Now you can use these data to decide whether the face is in the desired area or not. What is the minimum face size you need for subsequent identification.
The following code cuts the face out of the image and aligns it to identify the mask using openCV methods.
Model initialization and
webAssembly
backendexport const init = async (data) => {
const { backend, streamSettings, maskDetectionsSettings, imageRatio } = data;
flipHorizontal = streamSettings.flipHorizontal;
detectedMaskThumbnailSize = maskDetectionsSettings.detectedMaskThumbnailSize;
srcImageRatio = imageRatio;
await tfc.setBackend(backend);
await tfc.ready();
const [maskModel] = await Promise.all([
tfconv.loadGraphModel(
`/rgb_mask_classification_first/MobileNetV${maskDetectionsSettings.mobileNetVersion}_${maskDetectionsSettings.mobileNetWeight}/${maskDetectionsSettings.mobileNetType}/model.json`,
),
]);
detectedMaskThumbnailCanvas = new OffscreenCanvas(detectedMaskThumbnailSize, detectedMaskThumbnailSize);
detectedMaskThumbnailCanvasCtx = detectedMaskThumbnailCanvas.getContext('2d');
return maskModel;
};
The mask detection requires the coordinates of eyes, ears, nose, mouth, and the aligned image which is returned by the face detection worker.
this.maskDetectionWorker.postMessage({
type: 'detectMask',
prediction: lastItem!.data.predictions[0],
imageDataToProcess,
lastIndex: lastItem!.index,
});
Detection method
export const detectMask = async (data, maskModel) => {
let { prediction, imageDataToProcess, lastIndex } = data;
const masksScores = [];
const maskLandmarks = JSON.parse(JSON.stringify(prediction.landmarks));
if (flipHorizontal) {
for (let j = 0; j < maskLandmarks.length; j++) {
maskLandmarks[j][0] = srcImageRatio.faceDetectionImageWidth - maskLandmarks[j][0];
}
}
// Draw thumbnail with mask
detectedMaskThumbnailCanvasCtx.putImageData(imageDataToProcess, 0, 0);
// Detect mask via NN
let predictionTensor = tfc.tidy(() => {
let maskDetectionSnapshotFromPixels = tfc.browser.fromPixels(detectedMaskThumbnailCanvas);
let maskDetectionSnapshotFromPixelsFlot32 = tfc.cast(maskDetectionSnapshotFromPixels, 'float32');
let expandedDims = maskDetectionSnapshotFromPixelsFlot32.expandDims(0);
return maskModel.predict(expandedDims);
});
// Put mask detection result into the returned array
try {
masksScores.push(predictionTensor.dataSync()[0].toFixed(4));
} finally {
predictionTensor.dispose();
predictionTensor = null;
}
return {
masksScores,
lastIndex,
};
};
The result of the neural network is the probability that there is a mask, which is returned from the worker.
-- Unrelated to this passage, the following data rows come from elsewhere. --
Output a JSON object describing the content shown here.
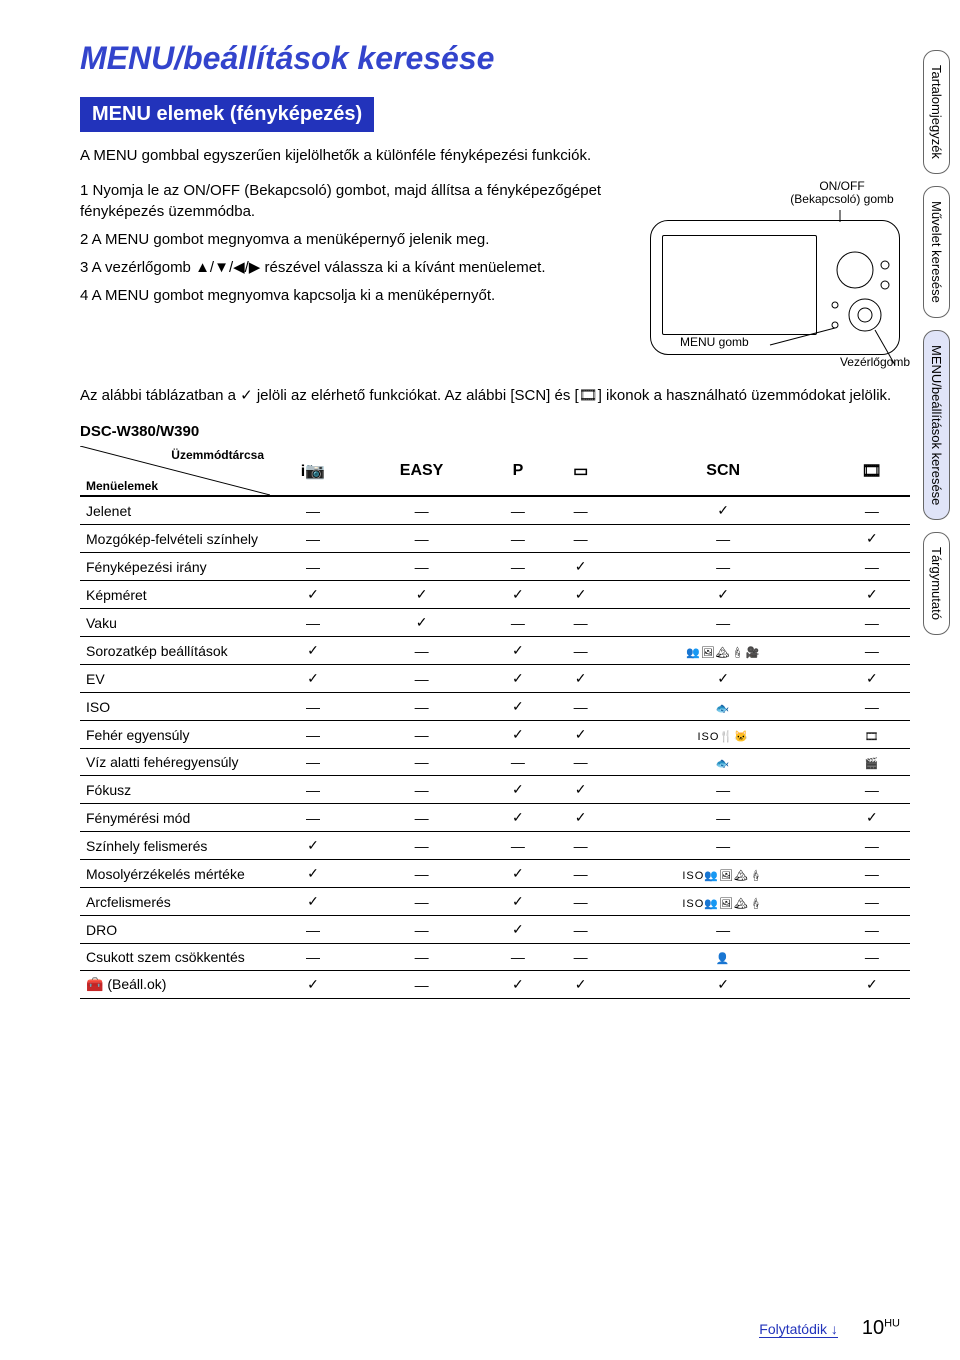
{
  "title": "MENU/beállítások keresése",
  "section_header": "MENU elemek (fényképezés)",
  "intro": "A MENU gombbal egyszerűen kijelölhetők a különféle fényképezési funkciók.",
  "steps": {
    "s1": "1 Nyomja le az ON/OFF (Bekapcsoló) gombot, majd állítsa a fényképezőgépet fényképezés üzemmódba.",
    "s2": "2 A MENU gombot megnyomva a menüképernyő jelenik meg.",
    "s3_prefix": "3 A vezérlőgomb ",
    "s3_arrows": "▲/▼/◀/▶",
    "s3_suffix": " részével válassza ki a kívánt menüelemet.",
    "s4": "4 A MENU gombot megnyomva kapcsolja ki a menüképernyőt."
  },
  "diagram": {
    "onoff_label_line1": "ON/OFF",
    "onoff_label_line2": "(Bekapcsoló) gomb",
    "menu_label": "MENU gomb",
    "vezerlo_label": "Vezérlőgomb"
  },
  "note": "Az alábbi táblázatban a ✓ jelöli az elérhető funkciókat. Az alábbi [SCN] és [🎞] ikonok a használható üzemmódokat jelölik.",
  "model": "DSC-W380/W390",
  "side_tabs": {
    "t1": "Tartalomjegyzék",
    "t2": "Művelet keresése",
    "t3": "MENU/beállítások keresése",
    "t4": "Tárgymutató"
  },
  "table": {
    "diag_top": "Üzemmódtárcsa",
    "diag_bottom": "Menüelemek",
    "columns": {
      "c1": "i📷",
      "c2": "EASY",
      "c3": "P",
      "c4": "▭",
      "c5": "SCN",
      "c6": "🎞"
    },
    "rows": [
      {
        "label": "Jelenet",
        "cells": [
          "—",
          "—",
          "—",
          "—",
          "✓",
          "—"
        ]
      },
      {
        "label": "Mozgókép-felvételi színhely",
        "cells": [
          "—",
          "—",
          "—",
          "—",
          "—",
          "✓"
        ]
      },
      {
        "label": "Fényképezési irány",
        "cells": [
          "—",
          "—",
          "—",
          "✓",
          "—",
          "—"
        ]
      },
      {
        "label": "Képméret",
        "cells": [
          "✓",
          "✓",
          "✓",
          "✓",
          "✓",
          "✓"
        ]
      },
      {
        "label": "Vaku",
        "cells": [
          "—",
          "✓",
          "—",
          "—",
          "—",
          "—"
        ]
      },
      {
        "label": "Sorozatkép beállítások",
        "cells": [
          "✓",
          "—",
          "✓",
          "—",
          "👥🖼🏔🕯🎥",
          "—"
        ]
      },
      {
        "label": "EV",
        "cells": [
          "✓",
          "—",
          "✓",
          "✓",
          "✓",
          "✓"
        ]
      },
      {
        "label": "ISO",
        "cells": [
          "—",
          "—",
          "✓",
          "—",
          "🐟",
          "—"
        ]
      },
      {
        "label": "Fehér egyensúly",
        "cells": [
          "—",
          "—",
          "✓",
          "✓",
          "ISO🍴🐱",
          "🎞"
        ]
      },
      {
        "label": "Víz alatti fehéregyensúly",
        "cells": [
          "—",
          "—",
          "—",
          "—",
          "🐟",
          "🎬"
        ]
      },
      {
        "label": "Fókusz",
        "cells": [
          "—",
          "—",
          "✓",
          "✓",
          "—",
          "—"
        ]
      },
      {
        "label": "Fénymérési mód",
        "cells": [
          "—",
          "—",
          "✓",
          "✓",
          "—",
          "✓"
        ]
      },
      {
        "label": "Színhely felismerés",
        "cells": [
          "✓",
          "—",
          "—",
          "—",
          "—",
          "—"
        ]
      },
      {
        "label": "Mosolyérzékelés mértéke",
        "cells": [
          "✓",
          "—",
          "✓",
          "—",
          "ISO👥🖼🏔🕯",
          "—"
        ]
      },
      {
        "label": "Arcfelismerés",
        "cells": [
          "✓",
          "—",
          "✓",
          "—",
          "ISO👥🖼🏔🕯",
          "—"
        ]
      },
      {
        "label": "DRO",
        "cells": [
          "—",
          "—",
          "✓",
          "—",
          "—",
          "—"
        ]
      },
      {
        "label": "Csukott szem csökkentés",
        "cells": [
          "—",
          "—",
          "—",
          "—",
          "👤",
          "—"
        ]
      },
      {
        "label": "🧰 (Beáll.ok)",
        "cells": [
          "✓",
          "—",
          "✓",
          "✓",
          "✓",
          "✓"
        ]
      }
    ]
  },
  "footer": {
    "continue": "Folytatódik ",
    "arrow": "↓",
    "page_num": "10",
    "page_suffix": "HU"
  }
}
It helps to increase and decrease the threshold of mask detection. By
lastIndex
, we can compare the face and the presence of a mask and display some information on a specific person on the screen.I hope this article will help you to learn about the possibilities of working with ML in the browser and ways to optimize it. Most applications can be optimized using the tricks described above.